Mercredi 7
Tips or Traps? Advancing understanding to steer clear of impoverishment traps and tipping points
Niki Frantzeskaki
› 10:25 - 11:20 (55min)
› Antigone 3
The Reification Trap, or “Following the Data Around” -­‐ Resilience and the Sustainability Hangover,
Richard Stedman  1@  
1 : Cornell University
91709 – Cornell University – Ithaca, New York 14853 US -  États-Unis

Resilience theory, as is the case with many other perspectives, may suffer from what I refer to here as the “reification trap”, where one's notion of the core meanings of a construct are overly affected by the kinds of data and measures invoked as empirical indicators of the construct. Researchers and practitioners invoke broader constructs such as resilience, sustainability, and dependence base, but do so based on (necessarily) partial measures and indicators. Quite simply, we forget that our indicators are partial, and subsequently conflate our particular indicator with the broader construct itself. This can impede the exchange between data and theory, especially if scholars prematurely converge around particular indicators.

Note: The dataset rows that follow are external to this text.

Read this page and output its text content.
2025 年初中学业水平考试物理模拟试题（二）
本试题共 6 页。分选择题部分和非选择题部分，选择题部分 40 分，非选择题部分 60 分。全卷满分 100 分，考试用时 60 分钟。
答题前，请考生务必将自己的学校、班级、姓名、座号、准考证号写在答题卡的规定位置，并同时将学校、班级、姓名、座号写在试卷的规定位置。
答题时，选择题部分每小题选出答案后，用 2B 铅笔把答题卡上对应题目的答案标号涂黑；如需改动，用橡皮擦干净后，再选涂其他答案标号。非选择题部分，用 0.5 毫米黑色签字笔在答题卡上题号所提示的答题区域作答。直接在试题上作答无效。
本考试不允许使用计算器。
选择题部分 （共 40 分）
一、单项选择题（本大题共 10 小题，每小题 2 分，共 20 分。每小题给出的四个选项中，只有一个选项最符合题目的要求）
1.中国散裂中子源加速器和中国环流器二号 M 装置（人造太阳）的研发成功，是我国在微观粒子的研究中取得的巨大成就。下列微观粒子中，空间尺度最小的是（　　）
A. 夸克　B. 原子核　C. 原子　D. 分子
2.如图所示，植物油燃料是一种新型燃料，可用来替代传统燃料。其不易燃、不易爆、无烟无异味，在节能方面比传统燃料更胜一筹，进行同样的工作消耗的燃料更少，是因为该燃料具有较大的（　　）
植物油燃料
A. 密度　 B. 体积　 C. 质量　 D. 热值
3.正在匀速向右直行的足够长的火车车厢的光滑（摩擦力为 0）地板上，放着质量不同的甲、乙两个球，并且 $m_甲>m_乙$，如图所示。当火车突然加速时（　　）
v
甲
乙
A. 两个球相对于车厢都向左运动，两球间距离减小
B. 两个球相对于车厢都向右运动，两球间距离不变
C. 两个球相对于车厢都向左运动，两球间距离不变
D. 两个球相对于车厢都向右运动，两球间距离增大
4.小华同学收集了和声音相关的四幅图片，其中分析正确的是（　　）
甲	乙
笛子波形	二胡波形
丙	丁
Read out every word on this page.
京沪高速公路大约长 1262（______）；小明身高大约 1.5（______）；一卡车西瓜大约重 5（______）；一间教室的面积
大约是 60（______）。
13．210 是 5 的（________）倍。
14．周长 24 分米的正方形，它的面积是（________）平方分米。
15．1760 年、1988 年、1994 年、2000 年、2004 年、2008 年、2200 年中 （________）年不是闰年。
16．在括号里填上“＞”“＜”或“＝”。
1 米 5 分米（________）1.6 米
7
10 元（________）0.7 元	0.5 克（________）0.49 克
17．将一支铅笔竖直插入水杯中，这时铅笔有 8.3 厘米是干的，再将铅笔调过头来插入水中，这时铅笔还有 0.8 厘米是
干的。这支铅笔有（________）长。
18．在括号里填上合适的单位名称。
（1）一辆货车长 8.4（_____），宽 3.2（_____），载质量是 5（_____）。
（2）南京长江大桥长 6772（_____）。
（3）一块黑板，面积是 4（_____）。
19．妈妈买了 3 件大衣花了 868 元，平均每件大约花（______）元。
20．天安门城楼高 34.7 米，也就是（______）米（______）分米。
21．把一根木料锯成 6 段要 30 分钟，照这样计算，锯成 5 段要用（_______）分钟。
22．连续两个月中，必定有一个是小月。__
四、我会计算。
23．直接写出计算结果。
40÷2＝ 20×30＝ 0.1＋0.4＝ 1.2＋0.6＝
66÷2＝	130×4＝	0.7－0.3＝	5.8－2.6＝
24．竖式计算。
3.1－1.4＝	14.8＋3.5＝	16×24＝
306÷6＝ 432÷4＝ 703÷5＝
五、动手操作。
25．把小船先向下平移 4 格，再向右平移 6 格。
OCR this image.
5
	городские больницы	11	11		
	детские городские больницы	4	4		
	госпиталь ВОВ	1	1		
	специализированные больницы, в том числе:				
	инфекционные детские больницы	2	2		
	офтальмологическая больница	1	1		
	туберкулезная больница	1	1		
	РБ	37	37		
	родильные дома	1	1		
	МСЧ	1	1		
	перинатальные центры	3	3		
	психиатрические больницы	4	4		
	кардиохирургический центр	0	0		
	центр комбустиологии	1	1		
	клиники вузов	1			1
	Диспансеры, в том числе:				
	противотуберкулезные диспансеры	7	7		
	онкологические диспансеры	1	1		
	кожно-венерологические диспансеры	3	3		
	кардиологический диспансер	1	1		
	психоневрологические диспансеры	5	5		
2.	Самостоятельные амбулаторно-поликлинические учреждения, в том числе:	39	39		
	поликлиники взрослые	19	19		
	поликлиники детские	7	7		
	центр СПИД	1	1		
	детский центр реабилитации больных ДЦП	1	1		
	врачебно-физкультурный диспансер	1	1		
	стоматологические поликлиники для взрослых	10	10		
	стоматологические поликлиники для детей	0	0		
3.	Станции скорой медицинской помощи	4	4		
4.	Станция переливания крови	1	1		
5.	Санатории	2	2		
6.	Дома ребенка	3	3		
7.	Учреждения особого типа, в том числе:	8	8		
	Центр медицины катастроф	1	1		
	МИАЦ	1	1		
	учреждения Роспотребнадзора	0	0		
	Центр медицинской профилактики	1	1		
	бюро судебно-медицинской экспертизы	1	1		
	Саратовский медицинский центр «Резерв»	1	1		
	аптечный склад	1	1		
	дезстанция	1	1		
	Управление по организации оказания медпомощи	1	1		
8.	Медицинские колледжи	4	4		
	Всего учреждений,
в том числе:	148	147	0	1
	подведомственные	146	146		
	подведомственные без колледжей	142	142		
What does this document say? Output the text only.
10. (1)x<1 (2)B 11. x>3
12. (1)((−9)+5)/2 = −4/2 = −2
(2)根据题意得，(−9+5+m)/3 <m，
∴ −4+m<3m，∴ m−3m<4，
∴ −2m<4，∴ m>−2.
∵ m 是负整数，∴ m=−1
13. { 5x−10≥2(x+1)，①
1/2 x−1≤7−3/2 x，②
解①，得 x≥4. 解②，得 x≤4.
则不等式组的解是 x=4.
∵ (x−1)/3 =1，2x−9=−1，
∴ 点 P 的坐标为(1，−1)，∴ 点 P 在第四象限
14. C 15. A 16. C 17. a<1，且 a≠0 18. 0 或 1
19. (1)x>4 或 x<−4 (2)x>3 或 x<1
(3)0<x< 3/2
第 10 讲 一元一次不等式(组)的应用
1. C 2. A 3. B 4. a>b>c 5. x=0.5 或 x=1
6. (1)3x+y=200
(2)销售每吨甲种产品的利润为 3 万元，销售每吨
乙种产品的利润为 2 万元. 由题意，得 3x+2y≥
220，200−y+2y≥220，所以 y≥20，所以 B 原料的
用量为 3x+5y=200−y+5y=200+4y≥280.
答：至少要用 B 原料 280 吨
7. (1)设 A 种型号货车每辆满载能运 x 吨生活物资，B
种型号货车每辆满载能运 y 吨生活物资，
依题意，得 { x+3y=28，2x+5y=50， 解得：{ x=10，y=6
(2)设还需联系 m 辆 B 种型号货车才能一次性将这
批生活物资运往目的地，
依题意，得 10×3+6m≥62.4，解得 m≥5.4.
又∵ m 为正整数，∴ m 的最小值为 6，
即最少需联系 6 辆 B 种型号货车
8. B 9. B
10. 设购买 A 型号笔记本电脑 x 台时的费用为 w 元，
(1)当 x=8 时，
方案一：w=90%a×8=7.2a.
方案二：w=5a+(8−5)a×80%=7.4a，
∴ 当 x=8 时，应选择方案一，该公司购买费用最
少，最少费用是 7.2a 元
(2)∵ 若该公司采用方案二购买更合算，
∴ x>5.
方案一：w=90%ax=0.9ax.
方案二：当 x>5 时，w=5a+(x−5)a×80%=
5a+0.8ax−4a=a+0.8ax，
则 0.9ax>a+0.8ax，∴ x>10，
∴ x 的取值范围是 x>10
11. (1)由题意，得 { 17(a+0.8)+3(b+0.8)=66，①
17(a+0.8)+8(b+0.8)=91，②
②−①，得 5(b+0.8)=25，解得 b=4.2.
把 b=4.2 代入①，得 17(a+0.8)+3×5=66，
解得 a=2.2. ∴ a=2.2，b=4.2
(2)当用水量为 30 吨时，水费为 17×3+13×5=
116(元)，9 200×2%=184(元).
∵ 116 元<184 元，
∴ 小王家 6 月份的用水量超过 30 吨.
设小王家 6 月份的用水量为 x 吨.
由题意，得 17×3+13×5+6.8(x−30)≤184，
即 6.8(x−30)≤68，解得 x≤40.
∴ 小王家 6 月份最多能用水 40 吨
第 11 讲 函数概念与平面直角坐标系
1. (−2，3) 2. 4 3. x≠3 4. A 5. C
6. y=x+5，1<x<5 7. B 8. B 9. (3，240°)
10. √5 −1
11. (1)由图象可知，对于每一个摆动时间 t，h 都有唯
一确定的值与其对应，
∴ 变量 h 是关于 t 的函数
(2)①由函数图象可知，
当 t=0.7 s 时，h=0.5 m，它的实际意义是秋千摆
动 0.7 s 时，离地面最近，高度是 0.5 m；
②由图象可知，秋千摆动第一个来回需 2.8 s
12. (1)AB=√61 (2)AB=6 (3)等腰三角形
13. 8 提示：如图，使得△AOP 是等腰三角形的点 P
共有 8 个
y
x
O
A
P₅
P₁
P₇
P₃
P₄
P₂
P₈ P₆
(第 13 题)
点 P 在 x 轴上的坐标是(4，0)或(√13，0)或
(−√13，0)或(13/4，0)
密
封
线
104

As part of the "Tips or Traps" session submitted by Tidball et al., I make the case that resilience theory has suffered from this problem in a number of key ways. Foremost to this analysis is a particular lack of attention to the role of active human agents in resilience analyses. Although resilience differs from sustainability in a number of crucial ways, I argue for the existence of a “sustainability hangover,” where analyses based on arms-length census-type data have dominated analyses (and subsequent conceptions) of sustainability and resilience. The origins of resilience within systems ecology may have contributed to this issue as well. Such conceptions have come at the expense of serious engagement with the subjectivity of individual and collective human agency: the perception of social-ecological change, the active interpretation of such change, perceived capacity to act, and the myriad other elements that define human subjectivity in social-ecological systems. As such, resilience and related perspectives have not been sufficiently populated with elements that fundamentally engage agency. This, in turn, is likely to undercut researcher and practitioner understandings the processes of regime shifts and other core elements of resilience.